Too Little, Too Late
Premier McGuinty has pledged to relieve Ontario municipalities of $1 billion in disability-support payments and prescription-drug benefits if his government is re-elected. Municipalities will continue to pay for a further $3 billion of provincial social-service programs.
During the Great Depression, Canada’s patchwork system of municipal relief proved totally inadequate. Subsequently, provincial governments established social-welfare programs and uploaded unemployment insurance to the federal government. Under Mike Harris, Ontario reverted to the 1930s model of municipalities financing social welfare.

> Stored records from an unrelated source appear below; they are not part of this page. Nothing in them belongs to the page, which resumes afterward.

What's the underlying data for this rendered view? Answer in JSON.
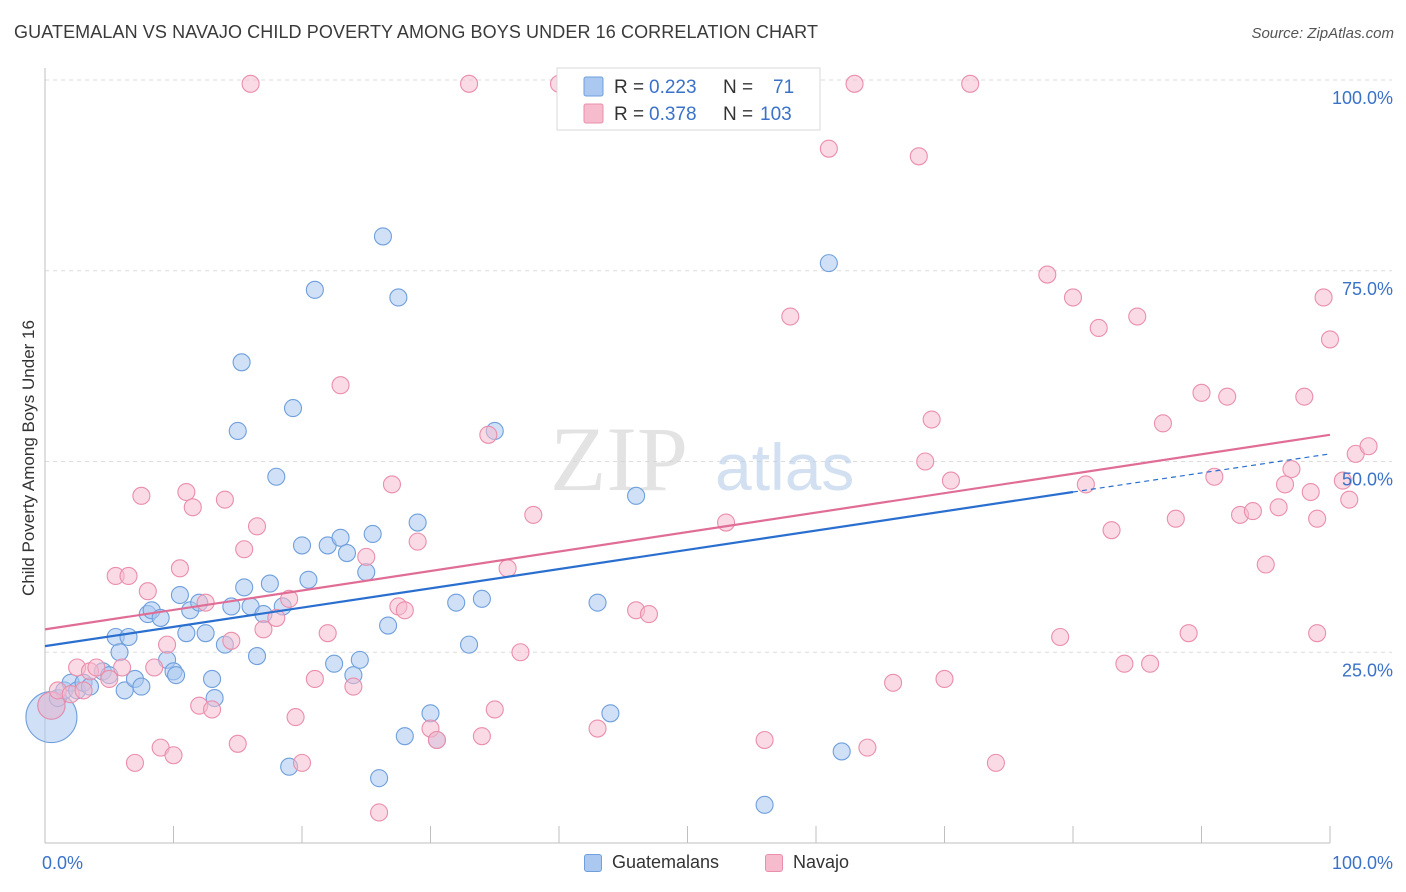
{
  "title": "GUATEMALAN VS NAVAJO CHILD POVERTY AMONG BOYS UNDER 16 CORRELATION CHART",
  "source": "Source: ZipAtlas.com",
  "watermark": {
    "zip": "ZIP",
    "atlas": "atlas"
  },
  "colors": {
    "blue_fill": "#aac8f0",
    "blue_stroke": "#6f9fdc",
    "blue_line": "#2a6fcf",
    "pink_fill": "#f6bccd",
    "pink_stroke": "#ea8eac",
    "pink_line": "#e06d96",
    "axis_label": "#3a72c8",
    "grid": "#dddddd"
  },
  "legend": {
    "rows": [
      {
        "r_label": "R = ",
        "r_value": "0.223",
        "n_label": "N = ",
        "n_value": "71"
      },
      {
        "r_label": "R = ",
        "r_value": "0.378",
        "n_label": "N = ",
        "n_value": "103"
      }
    ]
  },
  "bottom_legend": [
    "Guatemalans",
    "Navajo"
  ],
  "chart_data": {
    "type": "scatter",
    "title": "GUATEMALAN VS NAVAJO CHILD POVERTY AMONG BOYS UNDER 16 CORRELATION CHART",
    "xlabel": "",
    "ylabel": "Child Poverty Among Boys Under 16",
    "xlim": [
      0,
      100
    ],
    "ylim": [
      0,
      105
    ],
    "x_tick_labels": [
      "0.0%",
      "100.0%"
    ],
    "y_tick_labels": [
      {
        "value": 25,
        "label": "25.0%"
      },
      {
        "value": 50,
        "label": "50.0%"
      },
      {
        "value": 75,
        "label": "75.0%"
      },
      {
        "value": 100,
        "label": "100.0%"
      }
    ],
    "grid": true,
    "series": [
      {
        "name": "Guatemalans",
        "R": 0.223,
        "N": 71,
        "trend": {
          "x0": 0,
          "y0": 25.8,
          "x1": 80,
          "y1": 46.0,
          "dash_to_x": 100,
          "dash_to_y": 51.0
        },
        "points": [
          [
            0.5,
            16.5,
            3
          ],
          [
            0.5,
            18,
            1.6
          ],
          [
            1,
            19,
            1
          ],
          [
            1.5,
            20,
            1
          ],
          [
            2,
            21,
            1
          ],
          [
            2.5,
            20,
            1
          ],
          [
            3,
            21,
            1
          ],
          [
            3.5,
            20.5,
            1
          ],
          [
            4.5,
            22.5,
            1
          ],
          [
            5,
            22,
            1
          ],
          [
            5.5,
            27,
            1
          ],
          [
            5.8,
            25,
            1
          ],
          [
            6.2,
            20,
            1
          ],
          [
            6.5,
            27,
            1
          ],
          [
            7,
            21.5,
            1
          ],
          [
            7.5,
            20.5,
            1
          ],
          [
            8,
            30,
            1
          ],
          [
            8.3,
            30.5,
            1
          ],
          [
            9,
            29.5,
            1
          ],
          [
            9.5,
            24,
            1
          ],
          [
            10,
            22.5,
            1
          ],
          [
            10.2,
            22,
            1
          ],
          [
            10.5,
            32.5,
            1
          ],
          [
            11,
            27.5,
            1
          ],
          [
            11.3,
            30.5,
            1
          ],
          [
            12,
            31.5,
            1
          ],
          [
            12.5,
            27.5,
            1
          ],
          [
            13,
            21.5,
            1
          ],
          [
            13.2,
            19,
            1
          ],
          [
            14,
            26,
            1
          ],
          [
            14.5,
            31,
            1
          ],
          [
            15,
            54,
            1
          ],
          [
            15.3,
            63,
            1
          ],
          [
            15.5,
            33.5,
            1
          ],
          [
            16,
            31,
            1
          ],
          [
            16.5,
            24.5,
            1
          ],
          [
            17,
            30,
            1
          ],
          [
            17.5,
            34,
            1
          ],
          [
            18,
            48,
            1
          ],
          [
            18.5,
            31,
            1
          ],
          [
            19,
            10,
            1
          ],
          [
            19.3,
            57,
            1
          ],
          [
            20,
            39,
            1
          ],
          [
            20.5,
            34.5,
            1
          ],
          [
            21,
            72.5,
            1
          ],
          [
            22,
            39,
            1
          ],
          [
            22.5,
            23.5,
            1
          ],
          [
            23,
            40,
            1
          ],
          [
            23.5,
            38,
            1
          ],
          [
            24,
            22,
            1
          ],
          [
            24.5,
            24,
            1
          ],
          [
            25,
            35.5,
            1
          ],
          [
            25.5,
            40.5,
            1
          ],
          [
            26,
            8.5,
            1
          ],
          [
            26.3,
            79.5,
            1
          ],
          [
            26.7,
            28.5,
            1
          ],
          [
            27.5,
            71.5,
            1
          ],
          [
            28,
            14,
            1
          ],
          [
            29,
            42,
            1
          ],
          [
            30,
            17,
            1
          ],
          [
            30.5,
            13.5,
            1
          ],
          [
            32,
            31.5,
            1
          ],
          [
            33,
            26,
            1
          ],
          [
            34,
            32,
            1
          ],
          [
            35,
            54,
            1
          ],
          [
            43,
            31.5,
            1
          ],
          [
            44,
            17,
            1
          ],
          [
            46,
            45.5,
            1
          ],
          [
            56,
            5,
            1
          ],
          [
            61,
            76,
            1
          ],
          [
            62,
            12,
            1
          ]
        ]
      },
      {
        "name": "Navajo",
        "R": 0.378,
        "N": 103,
        "trend": {
          "x0": 0,
          "y0": 28.0,
          "x1": 100,
          "y1": 53.5
        },
        "points": [
          [
            0.5,
            18,
            1.6
          ],
          [
            1,
            20,
            1
          ],
          [
            2,
            19.5,
            1
          ],
          [
            2.5,
            23,
            1
          ],
          [
            3,
            20,
            1
          ],
          [
            3.5,
            22.5,
            1
          ],
          [
            4,
            23,
            1
          ],
          [
            5,
            21.5,
            1
          ],
          [
            5.5,
            35,
            1
          ],
          [
            6,
            23,
            1
          ],
          [
            6.5,
            35,
            1
          ],
          [
            7,
            10.5,
            1
          ],
          [
            7.5,
            45.5,
            1
          ],
          [
            8,
            33,
            1
          ],
          [
            8.5,
            23,
            1
          ],
          [
            9,
            12.5,
            1
          ],
          [
            9.5,
            26,
            1
          ],
          [
            10,
            11.5,
            1
          ],
          [
            10.5,
            36,
            1
          ],
          [
            11,
            46,
            1
          ],
          [
            11.5,
            44,
            1
          ],
          [
            12,
            18,
            1
          ],
          [
            12.5,
            31.5,
            1
          ],
          [
            13,
            17.5,
            1
          ],
          [
            14,
            45,
            1
          ],
          [
            14.5,
            26.5,
            1
          ],
          [
            15,
            13,
            1
          ],
          [
            15.5,
            38.5,
            1
          ],
          [
            16,
            99.5,
            1
          ],
          [
            16.5,
            41.5,
            1
          ],
          [
            17,
            28,
            1
          ],
          [
            18,
            29.5,
            1
          ],
          [
            19,
            32,
            1
          ],
          [
            19.5,
            16.5,
            1
          ],
          [
            20,
            10.5,
            1
          ],
          [
            21,
            21.5,
            1
          ],
          [
            22,
            27.5,
            1
          ],
          [
            23,
            60,
            1
          ],
          [
            24,
            20.5,
            1
          ],
          [
            25,
            37.5,
            1
          ],
          [
            26,
            4,
            1
          ],
          [
            27,
            47,
            1
          ],
          [
            27.5,
            31,
            1
          ],
          [
            28,
            30.5,
            1
          ],
          [
            29,
            39.5,
            1
          ],
          [
            30,
            15,
            1
          ],
          [
            30.5,
            13.5,
            1
          ],
          [
            33,
            99.5,
            1
          ],
          [
            34,
            14,
            1
          ],
          [
            34.5,
            53.5,
            1
          ],
          [
            35,
            17.5,
            1
          ],
          [
            36,
            36,
            1
          ],
          [
            37,
            25,
            1
          ],
          [
            38,
            43,
            1
          ],
          [
            40,
            99.5,
            1
          ],
          [
            43,
            15,
            1
          ],
          [
            46,
            30.5,
            1
          ],
          [
            47,
            30,
            1
          ],
          [
            53,
            42,
            1
          ],
          [
            56,
            13.5,
            1
          ],
          [
            58,
            69,
            1
          ],
          [
            61,
            91,
            1
          ],
          [
            63,
            99.5,
            1
          ],
          [
            64,
            12.5,
            1
          ],
          [
            66,
            21,
            1
          ],
          [
            68,
            90,
            1
          ],
          [
            68.5,
            50,
            1
          ],
          [
            69,
            55.5,
            1
          ],
          [
            70,
            21.5,
            1
          ],
          [
            70.5,
            47.5,
            1
          ],
          [
            72,
            99.5,
            1
          ],
          [
            74,
            10.5,
            1
          ],
          [
            78,
            74.5,
            1
          ],
          [
            79,
            27,
            1
          ],
          [
            80,
            71.5,
            1
          ],
          [
            81,
            47,
            1
          ],
          [
            82,
            67.5,
            1
          ],
          [
            83,
            41,
            1
          ],
          [
            84,
            23.5,
            1
          ],
          [
            85,
            69,
            1
          ],
          [
            86,
            23.5,
            1
          ],
          [
            87,
            55,
            1
          ],
          [
            88,
            42.5,
            1
          ],
          [
            89,
            27.5,
            1
          ],
          [
            90,
            59,
            1
          ],
          [
            91,
            48,
            1
          ],
          [
            92,
            58.5,
            1
          ],
          [
            93,
            43,
            1
          ],
          [
            94,
            43.5,
            1
          ],
          [
            95,
            36.5,
            1
          ],
          [
            96,
            44,
            1
          ],
          [
            97,
            49,
            1
          ],
          [
            98,
            58.5,
            1
          ],
          [
            98.5,
            46,
            1
          ],
          [
            99,
            42.5,
            1
          ],
          [
            99.5,
            71.5,
            1
          ],
          [
            100,
            66,
            1
          ],
          [
            101,
            47.5,
            1
          ],
          [
            101.5,
            45,
            1
          ],
          [
            102,
            51,
            1
          ],
          [
            96.5,
            47,
            1
          ],
          [
            99,
            27.5,
            1
          ],
          [
            103,
            52,
            1
          ]
        ]
      }
    ]
  }
}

McGuinty’s promise is a small step back in the right direction (or left direction?). However, it is not as though he uploaded $1 billion in his first term and is promising to upload the remaining $3 billion if re-elected. Instead, after having done almost nothing to strengthen municipal finances, he is now promising to do very little. One doubts whether McGuinty would be making even this minimal promise were he not bleeding support to the NDP.

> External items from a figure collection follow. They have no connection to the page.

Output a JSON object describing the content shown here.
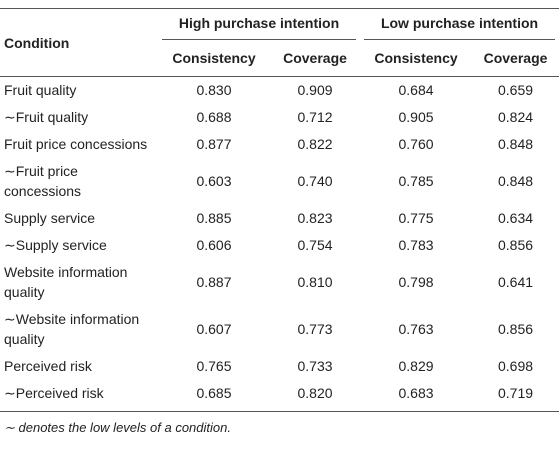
{
  "table": {
    "header": {
      "condition": "Condition",
      "groups": [
        "High purchase intention",
        "Low purchase intention"
      ],
      "subheaders": [
        "Consistency",
        "Coverage",
        "Consistency",
        "Coverage"
      ]
    },
    "rows": [
      [
        "Fruit quality",
        "0.830",
        "0.909",
        "0.684",
        "0.659"
      ],
      [
        "∼Fruit quality",
        "0.688",
        "0.712",
        "0.905",
        "0.824"
      ],
      [
        "Fruit price concessions",
        "0.877",
        "0.822",
        "0.760",
        "0.848"
      ],
      [
        "∼Fruit price concessions",
        "0.603",
        "0.740",
        "0.785",
        "0.848"
      ],
      [
        "Supply service",
        "0.885",
        "0.823",
        "0.775",
        "0.634"
      ],
      [
        "∼Supply service",
        "0.606",
        "0.754",
        "0.783",
        "0.856"
      ],
      [
        "Website information quality",
        "0.887",
        "0.810",
        "0.798",
        "0.641"
      ],
      [
        "∼Website information quality",
        "0.607",
        "0.773",
        "0.763",
        "0.856"
      ],
      [
        "Perceived risk",
        "0.765",
        "0.733",
        "0.829",
        "0.698"
      ],
      [
        "∼Perceived risk",
        "0.685",
        "0.820",
        "0.683",
        "0.719"
      ]
    ]
  },
  "footnote": "∼ denotes the low levels of a condition."
}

In the Toronto Star, Nelson Wiseman characterizes the NDP’s more generous proposal for municipal financing as the unrealistic promise of a party that will never be in power. The fact that other provincial governments directly finance social services goes unmentioned. It is not unrealistic to propose that Ontario, one of the richer provinces, could finance all provincial social services from the provincial tax base.
What’s needed is the political will to raise somewhat more provincial revenue through progressive income taxes, which are substantially lower in Ontario than in most other provinces.
UPDATE (August 21): My hat goes off to The Star. Today’s report notes that “Ontario is the only province that uses [municipal] property taxes to partly fund provincial social and health services.”